Let $\mathcal P_{{\rm fin},0}(\mathbf N)$ be the monoid of non-empty, finite subsets of $\mathbf N$ with $0 \in \mathbf N$ equipped with the operation $$\mathcal P_{{\rm fin},0}(\mathbf N) \times \mathcal P_{{\rm fin},0}(\mathbf N) \to \mathcal P_{{\rm fin},0}(\mathbf N): (X, Y) \mapsto \{x+y: x \in X,\, y \in Y\},$$ which we'll denote, as usual, with the symbol "$+$".

We refer to a set $A \in \mathcal P_{{\rm fin},0}(\mathbf N)$ as an atom if (i) $A \ne \{0\}$ and (ii) $A \ne X+Y$ for all $X, Y \in \mathcal P_{{\rm fin},0}(\mathbf N) \setminus \bigl\{\{0\}\bigr\}$: Note that $\{0\}$ is the identity (and, in fact, the only unit) of $\mathcal P_{{\rm fin},0}(\mathbf N)$, so this is nothing but a special instance of the general notion of atom (or irreducible element) for an arbitrary monoid.

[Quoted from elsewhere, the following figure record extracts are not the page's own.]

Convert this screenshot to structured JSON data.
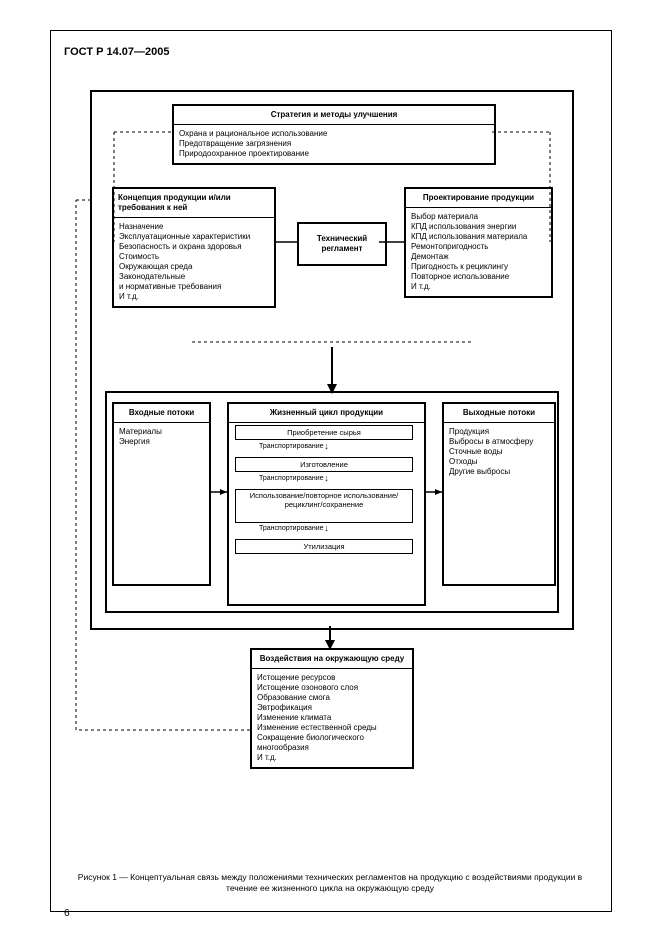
{
  "document": {
    "standard_code": "ГОСТ Р 14.07—2005",
    "page_number": "6",
    "caption": "Рисунок 1 — Концептуальная связь между положениями технических регламентов на продукцию с воздействиями продукции в течение ее жизненного цикла на окружающую среду"
  },
  "colors": {
    "bg": "#ffffff",
    "stroke": "#000000",
    "text": "#000000"
  },
  "boxes": {
    "strategy": {
      "title": "Стратегия и методы улучшения",
      "body": "Охрана и рациональное использование\nПредотвращение загрязнения\nПриродоохранное проектирование"
    },
    "concept": {
      "title": "Концепция продукции и/или требования к ней",
      "body": "Назначение\nЭксплуатационные характеристики\nБезопасность и охрана здоровья\nСтоимость\nОкружающая среда\nЗаконодательные\nи нормативные требования\nИ т.д."
    },
    "techreg": {
      "label": "Технический регламент"
    },
    "design": {
      "title": "Проектирование продукции",
      "body": "Выбор материала\nКПД использования энергии\nКПД использования материала\nРемонтопригодность\nДемонтаж\nПригодность к рециклингу\nПовторное использование\nИ т.д."
    },
    "inputs": {
      "title": "Входные потоки",
      "body": "Материалы\nЭнергия"
    },
    "lifecycle": {
      "title": "Жизненный цикл продукции",
      "stages": [
        "Приобретение сырья",
        "Изготовление",
        "Использование/повторное использование/рециклинг/сохранение",
        "Утилизация"
      ],
      "transport": "Транспортирование"
    },
    "outputs": {
      "title": "Выходные потоки",
      "body": "Продукция\nВыбросы в атмосферу\nСточные воды\nОтходы\nДругие выбросы"
    },
    "impacts": {
      "title": "Воздействия на окружающую среду",
      "body": "Истощение ресурсов\nИстощение озонового слоя\nОбразование смога\nЭвтрофикация\nИзменение климата\nИзменение естественной среды\nСокращение биологического многообразия\nИ т.д."
    }
  }
}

With this in mind, fix $X \in \mathcal P_{{\rm fin},0}(\mathbf N)$. We take ${\sf L}(X) := \{0\}$ if $X = \{0\}$; otherwise, ${\sf L}(X)$ is the set of all $k \in \mathbf N^+$ for which there exist atoms $A_1, \ldots, A_k \in \mathcal P_{{\rm fin},0}(\mathbf N)$ such that $X = A_1 + \cdots + A_k$: In factorization theory, ${\sf L}(X)$ would be called the set of lengths of $X$ (relative to the atoms of $\mathcal P_{{\rm fin},0}(\mathbf N)$), which explains the title.

Q. Is it true that $|{\sf L}(nX)| \to \infty$ as $n \to \infty$ unless $X = \{0\}$?

Of course, it's enough to show that the answer is yes in the special case when $X$ is an atom, though I'm not so sure that this makes things any easier. What is perhaps more interesting is that a positive answer is equivalent to showing that there exists $n \in \mathbf N^+$ such that $|\mathsf L(nX)| \ge 2$: This comes as a consequence of a general, simple fact about sets of lengths in factorization theory.

Incidentally, it's probably worth mentioning that $\mathcal P_{{\rm fin},0}(\mathbf N)$ is a (reduced) BF-monoid, that is, $1 \le |\mathsf L(X)| < \infty$ for every non-zero $X \in \mathcal P_{{\rm fin},0}(\mathbf N)$.